Throughout these years, Suming has trained at least hundreds of youngsters. The lead singer and drummer of the band Mafana were also trained by Suming. In addition to encouraging the younger generation to go on stage, Suming also takes them abroad to perform. “I want to let the village youth see that only by leaving your comfort zone can you see how big the world is.” As he hung out with the kids, Suming noticed that village children nowadays are obsessed with K-pop dance tunes and electronic music. “I see the impact of foreign cultures and realize that indigenous kids don’t have their own music to dance hip-hop to. And this is where artists and musicians come in.”
In 2010, Suming released his second personal album. This album included electronic dance tunes in his indigenous tongue - Kapah and Kayoing - which became hits in the community. He thought, “if a song cannot withstand the test of time, it will disappear. How can we leave a mark in this era? We have to live in the present so that others would remember us.”
Keeping the Cultural Radar On
and Creating the Largest Indigenous Music Festival
In 2013, Suming created the Amis Music Festival which focuses on indigenous culture. It was an attempt to highlight the modern aspects of the culture. However, they did not expect to have more than 700 participants at the first Music Festival. “The community members and I were all shocked. Originally we expected about 300 people. Dulan has never had so many visitors, and they are here for an indigenous event. We were absolutely amazed.” Suming recalled with a laugh.
The Festival has no support from the government and no A-listers to pull in crowds; nevertheless, its size and popularity grew. At least 30 communities and cultural agencies participated in the 2019 Festival. Performing groups from overseas also took part in the fun. The Festival welcomed eight thousand people and the Amis Music Festival is now the largest indigenous music event in Taiwan. Suming admitted that the biggest challenge of hosting a music event is that you need to dedicate a lot of time and effort to communicate thoroughly with each community. “Your culture radar has to be on all the time. Because the community members are not here for the money. You have to build a relationship with them, establish trust, and figure out significant cultural knowledge hidden within.”
Suming believes that the key to a successful music festival is the confidence the participants have in their cultures.
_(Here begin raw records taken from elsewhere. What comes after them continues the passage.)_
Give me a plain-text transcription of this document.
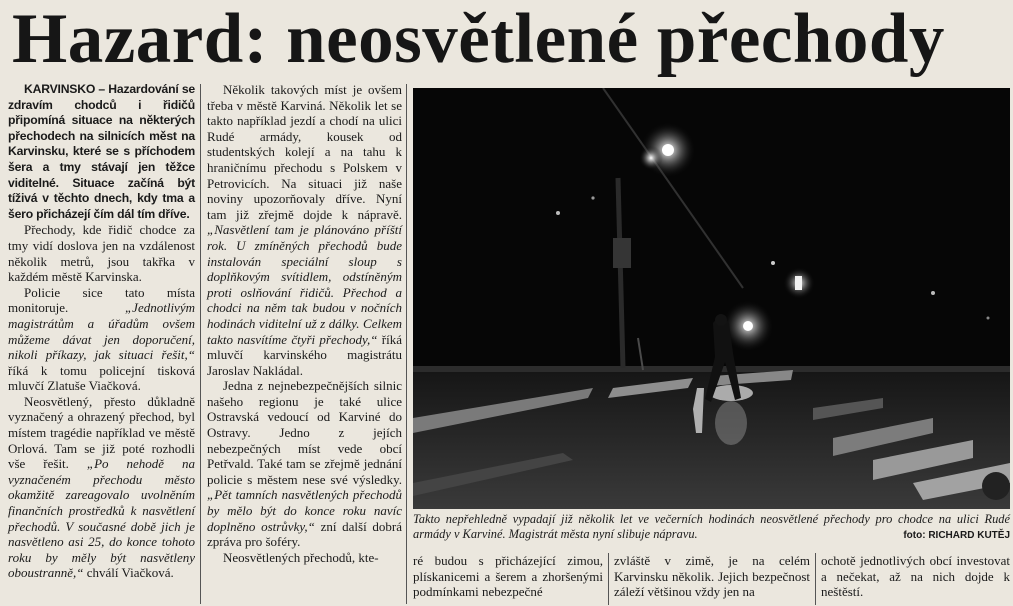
Hazard: neosvětlené přechody

KARVINSKO – Hazardování se zdravím chodců i řidičů připomíná situace na některých přechodech na silnicích měst na Karvinsku, které se s příchodem šera a tmy stávají jen těžce viditelné. Situace začíná být tíživá v těchto dnech, kdy tma a šero přicházejí čím dál tím dříve.

Přechody, kde řidič chodce za tmy vidí doslova jen na vzdálenost několik metrů, jsou takřka v každém městě Karvinska.

Policie sice tato místa monitoruje. „Jednotlivým magistrátům a úřadům ovšem můžeme dávat jen doporučení, nikoli příkazy, jak situaci řešit,“ říká k tomu policejní tisková mluvčí Zlatuše Viačková.

Neosvětlený, přesto důkladně vyznačený a ohrazený přechod, byl místem tragédie například ve městě Orlová. Tam se již poté rozhodli vše řešit. „Po nehodě na vyznačeném přechodu město okamžitě zareagovalo uvolněním finančních prostředků k nasvětlení přechodů. V současné době jich je nasvětleno asi 25, do konce tohoto roku by měly být nasvětleny oboustranně,“ chválí Viačková.

Několik takových míst je ovšem třeba v městě Karviná. Několik let se takto například jezdí a chodí na ulici Rudé armády, kousek od studentských kolejí a na tahu k hraničnímu přechodu s Polskem v Petrovicích. Na situaci již naše noviny upozorňovaly dříve. Nyní tam již zřejmě dojde k nápravě. „Nasvětlení tam je plánováno příští rok. U zmíněných přechodů bude instalován speciální sloup s doplňkovým svítidlem, odstíněným proti oslňování řidičů. Přechod a chodci na něm tak budou v nočních hodinách viditelní už z dálky. Celkem takto nasvítíme čtyři přechody,“ říká mluvčí karvinského magistrátu Jaroslav Nakládal.

Jedna z nejnebezpečnějších silnic našeho regionu je také ulice Ostravská vedoucí od Karviné do Ostravy. Jedno z jejích nebezpečných míst vede obcí Petřvald. Také tam se zřejmě jednání policie s městem nese své výsledky. „Pět tamních nasvětlených přechodů by mělo být do konce roku navíc doplněno ostrůvky,“ zní další dobrá zpráva pro šoféry.

Neosvětlených přechodů, kte-

Takto nepřehledně vypadají již několik let ve večerních hodinách neosvětlené přechody pro chodce na ulici Rudé armády v Karviné. Magistrát města nyní slibuje nápravu.	foto: RICHARD KUTĚJ
ré budou s přicházející zimou, plískanicemi a šerem a zhoršenými podmínkami nebezpečné
zvláště v zimě, je na celém Karvinsku několik. Jejich bezpečnost záleží většinou vždy jen na
ochotě jednotlivých obcí investovat a nečekat, až na nich dojde k neštěstí.
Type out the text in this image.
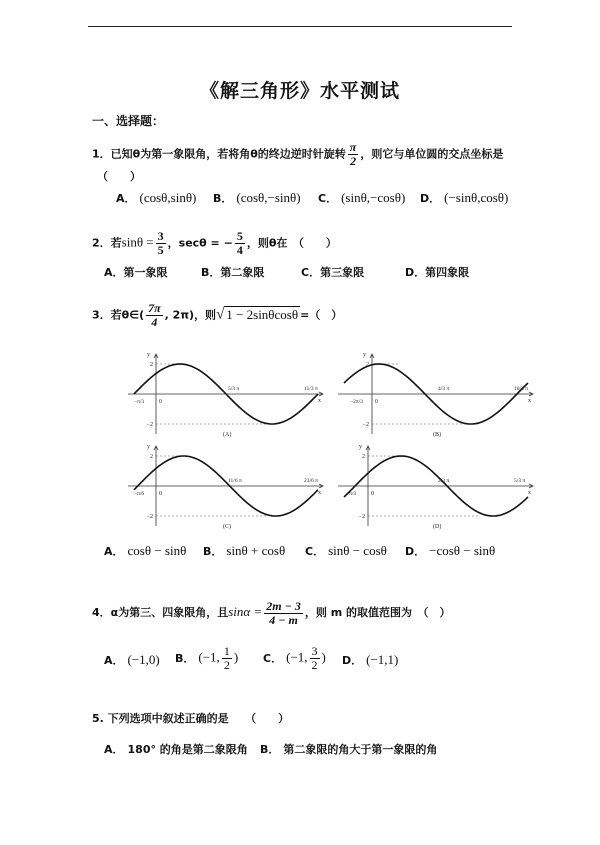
《解三角形》水平测试
一、选择题：
1．已知θ为第一象限角，若将角θ的终边逆时针旋转 $\frac{\pi}{2}$ ，则它与单位圆的交点坐标是
（　　）
A． (cosθ,sinθ) B． (cosθ,−sinθ) C． (sinθ,−cosθ) D． (−sinθ,cosθ)
2．若$\sin\theta = \frac{3}{5}$ ，secθ = − $\frac{5}{4}$ ，则θ在　（　　）
A．第一象限	B．第二象限	C．第三象限	D．第四象限
3．若θ∈( $\frac{7\pi}{4}$ , 2π)，则√ 1 − 2sinθcosθ =（　）
y
x
0
2
−2
−π/3
5/3 π	11/3 π
(A)
y
x
0
2
−2
−2π/3
4/3 π	10/3 π
(B)
y
x
0
2
−2
−π/6
11/6 π	23/6 π
(C)
y
x
0
2
−2
−π/3
2/3 π	5/3 π
(D)
A． cosθ − sinθ B． sinθ + cosθ C． sinθ − cosθ D． −cosθ − sinθ
4．α为第三、四象限角，且$\sin\alpha = \frac{2m - 3}{4 - m}$ ，则 m 的取值范围为　（　）
A． (−1,0) B． (−1, $\frac{1}{2}$ ) C． (−1, $\frac{3}{2}$ ) D． (−1,1)
5. 下列选项中叙述正确的是　　（　　）
A． 180° 的角是第二象限角 B． 第二象限的角大于第一象限的角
Every year, community members from major communities dress up in their traditional garb and arrive in groups. “You look out and it’s like the united nations. This cultural strength pushes the music festival onward and lets the people feel proud of their cultures and themselves.” Through their dedication, Dulan is gradually transforming. Suming is still safeguarding his village with his music, as always, and continues to be the Amis youth that bravely shoulders the responsibility of passing on his culture.